Renée (Schumer) works at a highend New York cosmetics firm. She’s as far from front-of-house as could be imagined, sifting through web orders in a dingy basement that’s miles from the gleaming HQ uptown. And she hates the way she looks, trapped in a state of precarious mental health which can’t be helped by her choice of employer. But then, in what you might call a psychosomatic body swap, she gets a clunk on the skull during a spin class, and becomes convinced she has been magically transformed into a total babe.
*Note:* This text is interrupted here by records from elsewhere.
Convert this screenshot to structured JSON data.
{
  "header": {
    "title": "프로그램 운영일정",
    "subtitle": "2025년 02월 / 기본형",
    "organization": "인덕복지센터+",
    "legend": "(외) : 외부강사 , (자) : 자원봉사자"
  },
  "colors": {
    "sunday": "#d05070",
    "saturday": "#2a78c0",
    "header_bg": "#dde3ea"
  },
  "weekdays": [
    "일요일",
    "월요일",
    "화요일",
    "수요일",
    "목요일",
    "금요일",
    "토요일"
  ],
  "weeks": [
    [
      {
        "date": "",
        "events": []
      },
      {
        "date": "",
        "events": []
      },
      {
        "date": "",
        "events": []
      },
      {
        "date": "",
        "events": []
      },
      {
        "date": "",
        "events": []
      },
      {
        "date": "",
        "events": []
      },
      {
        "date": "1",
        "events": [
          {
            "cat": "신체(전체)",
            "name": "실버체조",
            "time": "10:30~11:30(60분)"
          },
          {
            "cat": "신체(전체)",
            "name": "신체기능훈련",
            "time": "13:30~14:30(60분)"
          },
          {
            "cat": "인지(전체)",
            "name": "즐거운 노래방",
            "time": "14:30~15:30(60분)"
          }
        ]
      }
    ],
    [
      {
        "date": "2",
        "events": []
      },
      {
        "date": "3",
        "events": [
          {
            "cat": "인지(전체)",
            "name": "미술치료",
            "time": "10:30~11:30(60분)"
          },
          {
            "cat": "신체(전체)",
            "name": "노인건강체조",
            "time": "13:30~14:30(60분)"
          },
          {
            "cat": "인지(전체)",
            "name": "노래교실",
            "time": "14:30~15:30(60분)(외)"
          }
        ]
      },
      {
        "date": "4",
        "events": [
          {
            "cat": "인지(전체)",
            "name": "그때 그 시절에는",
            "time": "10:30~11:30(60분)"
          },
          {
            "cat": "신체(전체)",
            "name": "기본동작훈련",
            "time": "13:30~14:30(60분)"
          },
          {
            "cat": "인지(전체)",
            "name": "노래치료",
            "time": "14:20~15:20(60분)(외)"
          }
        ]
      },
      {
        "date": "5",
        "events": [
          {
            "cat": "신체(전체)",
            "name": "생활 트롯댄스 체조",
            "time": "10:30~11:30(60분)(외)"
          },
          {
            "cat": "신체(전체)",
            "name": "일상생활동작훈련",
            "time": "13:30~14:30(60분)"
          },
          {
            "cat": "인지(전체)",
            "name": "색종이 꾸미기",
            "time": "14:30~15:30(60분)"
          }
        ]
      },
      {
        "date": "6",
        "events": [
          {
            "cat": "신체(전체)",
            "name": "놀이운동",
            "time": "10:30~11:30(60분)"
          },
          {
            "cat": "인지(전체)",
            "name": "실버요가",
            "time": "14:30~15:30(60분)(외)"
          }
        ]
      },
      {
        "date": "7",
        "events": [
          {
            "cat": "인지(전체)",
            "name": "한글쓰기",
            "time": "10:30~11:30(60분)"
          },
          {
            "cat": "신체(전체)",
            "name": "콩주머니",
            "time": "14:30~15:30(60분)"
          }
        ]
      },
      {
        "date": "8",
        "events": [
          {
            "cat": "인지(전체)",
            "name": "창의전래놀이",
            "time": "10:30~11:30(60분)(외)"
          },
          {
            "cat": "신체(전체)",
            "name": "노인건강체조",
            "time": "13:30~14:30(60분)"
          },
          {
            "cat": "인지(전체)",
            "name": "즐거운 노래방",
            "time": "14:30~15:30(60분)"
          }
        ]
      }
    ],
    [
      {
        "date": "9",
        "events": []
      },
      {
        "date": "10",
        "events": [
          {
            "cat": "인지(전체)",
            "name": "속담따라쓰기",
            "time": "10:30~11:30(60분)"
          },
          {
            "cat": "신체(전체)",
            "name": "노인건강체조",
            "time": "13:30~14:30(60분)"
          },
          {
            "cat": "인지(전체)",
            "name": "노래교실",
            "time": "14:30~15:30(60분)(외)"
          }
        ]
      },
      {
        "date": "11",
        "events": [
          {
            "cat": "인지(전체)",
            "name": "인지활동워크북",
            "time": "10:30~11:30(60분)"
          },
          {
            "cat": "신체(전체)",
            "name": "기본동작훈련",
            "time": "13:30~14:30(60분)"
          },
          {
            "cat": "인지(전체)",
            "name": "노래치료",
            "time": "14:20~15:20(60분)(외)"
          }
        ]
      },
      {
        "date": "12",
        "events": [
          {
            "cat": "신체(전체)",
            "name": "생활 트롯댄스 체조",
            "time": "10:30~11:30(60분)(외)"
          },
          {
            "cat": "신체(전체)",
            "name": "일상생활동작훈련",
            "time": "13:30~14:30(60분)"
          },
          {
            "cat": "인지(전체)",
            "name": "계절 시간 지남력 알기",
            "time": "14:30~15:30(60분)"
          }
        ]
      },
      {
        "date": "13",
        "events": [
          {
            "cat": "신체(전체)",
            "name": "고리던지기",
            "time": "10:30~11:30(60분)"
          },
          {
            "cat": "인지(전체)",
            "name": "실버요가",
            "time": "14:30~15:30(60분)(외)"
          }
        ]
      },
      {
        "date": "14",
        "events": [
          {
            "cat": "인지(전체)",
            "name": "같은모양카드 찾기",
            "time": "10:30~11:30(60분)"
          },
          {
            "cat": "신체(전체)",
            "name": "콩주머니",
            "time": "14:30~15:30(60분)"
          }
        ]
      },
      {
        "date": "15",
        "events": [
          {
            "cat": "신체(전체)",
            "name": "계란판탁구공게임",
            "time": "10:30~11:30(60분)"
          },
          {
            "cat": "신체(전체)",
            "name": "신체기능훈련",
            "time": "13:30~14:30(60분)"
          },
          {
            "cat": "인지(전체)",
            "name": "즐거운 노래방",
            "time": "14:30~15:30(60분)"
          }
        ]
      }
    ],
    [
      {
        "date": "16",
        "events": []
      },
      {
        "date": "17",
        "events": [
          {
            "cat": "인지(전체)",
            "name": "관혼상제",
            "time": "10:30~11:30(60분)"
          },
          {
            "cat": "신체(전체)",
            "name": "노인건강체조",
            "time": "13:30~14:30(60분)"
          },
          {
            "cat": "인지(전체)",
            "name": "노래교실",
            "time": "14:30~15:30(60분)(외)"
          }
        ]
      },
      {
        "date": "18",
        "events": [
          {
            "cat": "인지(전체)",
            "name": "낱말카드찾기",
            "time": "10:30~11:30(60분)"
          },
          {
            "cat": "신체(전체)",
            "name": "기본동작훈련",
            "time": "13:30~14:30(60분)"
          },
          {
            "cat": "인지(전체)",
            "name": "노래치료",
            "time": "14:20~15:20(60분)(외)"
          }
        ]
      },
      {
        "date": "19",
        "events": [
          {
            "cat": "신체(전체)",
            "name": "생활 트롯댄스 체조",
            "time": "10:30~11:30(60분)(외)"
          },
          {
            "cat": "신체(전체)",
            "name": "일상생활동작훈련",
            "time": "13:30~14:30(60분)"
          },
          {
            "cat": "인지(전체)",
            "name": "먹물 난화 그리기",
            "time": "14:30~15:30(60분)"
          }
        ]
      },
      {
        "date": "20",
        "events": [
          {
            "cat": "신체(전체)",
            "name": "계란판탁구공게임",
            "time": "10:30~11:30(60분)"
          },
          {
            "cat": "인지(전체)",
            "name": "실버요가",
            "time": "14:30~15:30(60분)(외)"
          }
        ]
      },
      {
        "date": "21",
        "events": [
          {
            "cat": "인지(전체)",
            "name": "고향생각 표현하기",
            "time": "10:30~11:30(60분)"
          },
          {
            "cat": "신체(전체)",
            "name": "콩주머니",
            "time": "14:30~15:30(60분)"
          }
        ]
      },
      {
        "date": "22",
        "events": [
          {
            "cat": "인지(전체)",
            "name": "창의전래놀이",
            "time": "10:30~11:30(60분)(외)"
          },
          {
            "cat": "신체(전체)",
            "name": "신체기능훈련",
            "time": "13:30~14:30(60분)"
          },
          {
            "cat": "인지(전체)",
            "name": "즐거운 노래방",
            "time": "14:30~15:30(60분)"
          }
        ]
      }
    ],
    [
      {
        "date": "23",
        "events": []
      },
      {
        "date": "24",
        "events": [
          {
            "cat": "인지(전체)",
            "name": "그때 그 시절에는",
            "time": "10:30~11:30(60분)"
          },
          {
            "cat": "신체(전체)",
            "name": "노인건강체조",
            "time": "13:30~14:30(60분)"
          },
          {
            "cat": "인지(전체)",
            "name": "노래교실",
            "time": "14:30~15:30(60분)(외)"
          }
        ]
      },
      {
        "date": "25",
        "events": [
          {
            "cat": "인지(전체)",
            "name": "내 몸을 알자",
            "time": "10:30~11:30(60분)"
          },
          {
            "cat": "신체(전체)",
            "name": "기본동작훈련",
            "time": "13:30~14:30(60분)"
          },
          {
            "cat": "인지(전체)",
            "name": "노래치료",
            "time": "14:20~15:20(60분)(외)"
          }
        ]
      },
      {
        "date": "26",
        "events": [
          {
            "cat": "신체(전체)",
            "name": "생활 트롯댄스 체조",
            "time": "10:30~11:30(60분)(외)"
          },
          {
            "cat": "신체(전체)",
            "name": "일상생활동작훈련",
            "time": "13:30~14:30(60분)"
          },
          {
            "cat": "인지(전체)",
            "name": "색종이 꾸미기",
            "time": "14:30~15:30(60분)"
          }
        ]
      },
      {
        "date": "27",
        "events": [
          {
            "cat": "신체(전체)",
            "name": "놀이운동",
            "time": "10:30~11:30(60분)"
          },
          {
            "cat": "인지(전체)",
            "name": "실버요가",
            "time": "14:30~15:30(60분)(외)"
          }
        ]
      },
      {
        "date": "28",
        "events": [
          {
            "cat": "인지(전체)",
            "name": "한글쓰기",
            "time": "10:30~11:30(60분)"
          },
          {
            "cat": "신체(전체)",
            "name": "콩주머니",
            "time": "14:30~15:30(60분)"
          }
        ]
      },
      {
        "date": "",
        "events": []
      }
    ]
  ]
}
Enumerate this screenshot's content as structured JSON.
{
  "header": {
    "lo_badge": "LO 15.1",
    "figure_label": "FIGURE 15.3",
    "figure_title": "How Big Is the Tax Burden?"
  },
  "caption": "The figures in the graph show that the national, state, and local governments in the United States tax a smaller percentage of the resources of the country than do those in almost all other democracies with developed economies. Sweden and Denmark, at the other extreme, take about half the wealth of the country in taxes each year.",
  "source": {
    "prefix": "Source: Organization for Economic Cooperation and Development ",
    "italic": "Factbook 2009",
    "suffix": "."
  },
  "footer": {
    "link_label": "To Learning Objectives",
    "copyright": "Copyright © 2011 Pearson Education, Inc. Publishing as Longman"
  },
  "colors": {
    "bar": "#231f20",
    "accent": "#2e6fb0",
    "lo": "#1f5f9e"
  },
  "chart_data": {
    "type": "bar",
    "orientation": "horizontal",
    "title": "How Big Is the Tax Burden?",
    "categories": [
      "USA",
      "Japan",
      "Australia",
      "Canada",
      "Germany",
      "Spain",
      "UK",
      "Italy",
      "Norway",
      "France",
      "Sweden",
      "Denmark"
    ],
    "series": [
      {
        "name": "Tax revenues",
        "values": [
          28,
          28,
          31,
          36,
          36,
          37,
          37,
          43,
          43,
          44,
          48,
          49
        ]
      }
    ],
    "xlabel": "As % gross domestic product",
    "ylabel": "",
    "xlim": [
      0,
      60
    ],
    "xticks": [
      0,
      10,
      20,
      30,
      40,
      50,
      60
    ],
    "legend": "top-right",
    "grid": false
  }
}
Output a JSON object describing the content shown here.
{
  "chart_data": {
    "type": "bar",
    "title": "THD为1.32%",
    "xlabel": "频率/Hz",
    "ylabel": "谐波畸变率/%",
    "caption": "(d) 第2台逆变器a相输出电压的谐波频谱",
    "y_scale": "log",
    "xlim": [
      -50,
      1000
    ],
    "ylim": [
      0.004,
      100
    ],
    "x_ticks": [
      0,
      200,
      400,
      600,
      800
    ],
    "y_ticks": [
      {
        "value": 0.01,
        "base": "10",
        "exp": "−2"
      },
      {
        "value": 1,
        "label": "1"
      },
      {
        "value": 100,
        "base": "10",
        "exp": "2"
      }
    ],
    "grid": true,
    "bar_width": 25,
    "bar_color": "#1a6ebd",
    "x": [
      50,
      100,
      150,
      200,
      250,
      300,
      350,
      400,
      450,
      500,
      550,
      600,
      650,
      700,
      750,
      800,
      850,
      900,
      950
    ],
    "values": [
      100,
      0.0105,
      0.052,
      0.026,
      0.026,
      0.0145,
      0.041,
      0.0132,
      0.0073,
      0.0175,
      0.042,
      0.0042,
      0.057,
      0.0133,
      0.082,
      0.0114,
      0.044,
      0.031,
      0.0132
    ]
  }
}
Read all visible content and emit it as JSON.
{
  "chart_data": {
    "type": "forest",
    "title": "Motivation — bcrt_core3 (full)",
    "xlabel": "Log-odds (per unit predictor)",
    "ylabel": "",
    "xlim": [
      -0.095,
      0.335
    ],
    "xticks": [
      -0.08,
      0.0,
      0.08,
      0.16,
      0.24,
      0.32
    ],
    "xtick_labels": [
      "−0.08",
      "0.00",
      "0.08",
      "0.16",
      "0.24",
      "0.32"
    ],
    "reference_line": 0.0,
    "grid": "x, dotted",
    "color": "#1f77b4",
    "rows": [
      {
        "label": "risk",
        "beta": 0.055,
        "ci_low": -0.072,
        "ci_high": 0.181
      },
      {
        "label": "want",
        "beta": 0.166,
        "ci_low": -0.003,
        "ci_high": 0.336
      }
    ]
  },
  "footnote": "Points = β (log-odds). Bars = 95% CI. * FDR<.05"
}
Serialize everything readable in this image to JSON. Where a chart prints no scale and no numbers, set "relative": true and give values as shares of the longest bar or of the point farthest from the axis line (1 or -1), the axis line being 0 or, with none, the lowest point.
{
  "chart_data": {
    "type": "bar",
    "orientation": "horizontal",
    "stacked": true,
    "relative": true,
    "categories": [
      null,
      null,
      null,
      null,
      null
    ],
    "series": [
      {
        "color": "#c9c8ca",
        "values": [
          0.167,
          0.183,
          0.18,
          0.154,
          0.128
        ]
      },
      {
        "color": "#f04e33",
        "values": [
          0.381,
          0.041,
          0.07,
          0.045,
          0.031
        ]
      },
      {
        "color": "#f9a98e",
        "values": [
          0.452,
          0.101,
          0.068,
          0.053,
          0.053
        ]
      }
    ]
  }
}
All the confidence she lacked before suddenly floods from her in embarrassing waves. It’s the mismatch we’re meant to find funny but it does nothing. Other characters, the official megababes she found daunting as colleagues, stutter and gawp at her lack of self-awareness.
Interviewing to become the new receptionist, she finds herself in front of Michelle Williams’s lissom style princess Avery St Clair, and Naomi Campbell, who try hard to act as if they’re not judging a painful routine on Rupaul’s Drag Race. But there’s only so much eye-widening one film can use as an all-purpose punchline without seeming cheap, cruel and self-defeating.
This is the first feature from screenwriters Abby Kohn and Marc Silverstein, who have tended to specialise in variations on the ugly duckling myth. The titles – Never Been Kissed, He’s Just Not That Into You
– speak for themselves. But I Feel Pretty doesn’t manage an honest internal transformation of any kind. The scales fall from Renée’s eyes only after an hour of unwitting humiliation, and in the hastiest way the film can think up.
Schumer can’t solve this shedload of problems all by herself, but at least she can busy herself pretending nothing’s amiss: easily the best scenes let her openly improvise with whoever else is on screen.
It’s a waste, too, of Williams, who has a lot of bright ideas for her role – delivering her lines with a helplessly unauthoritative poo-poo-pee-doo vocal tone, and voguing ethereally as if made entirely of perfume. She’s the funniest in this, actually. Her character is mercifully free of malice: she’s so caught up in her own tense consciousness of selling a dream that she barely notices how far anyone else is falling short. The film might throw Renée repeatedly under a bus, but it’s a relief that this ever-smiling Boss Barbie never does.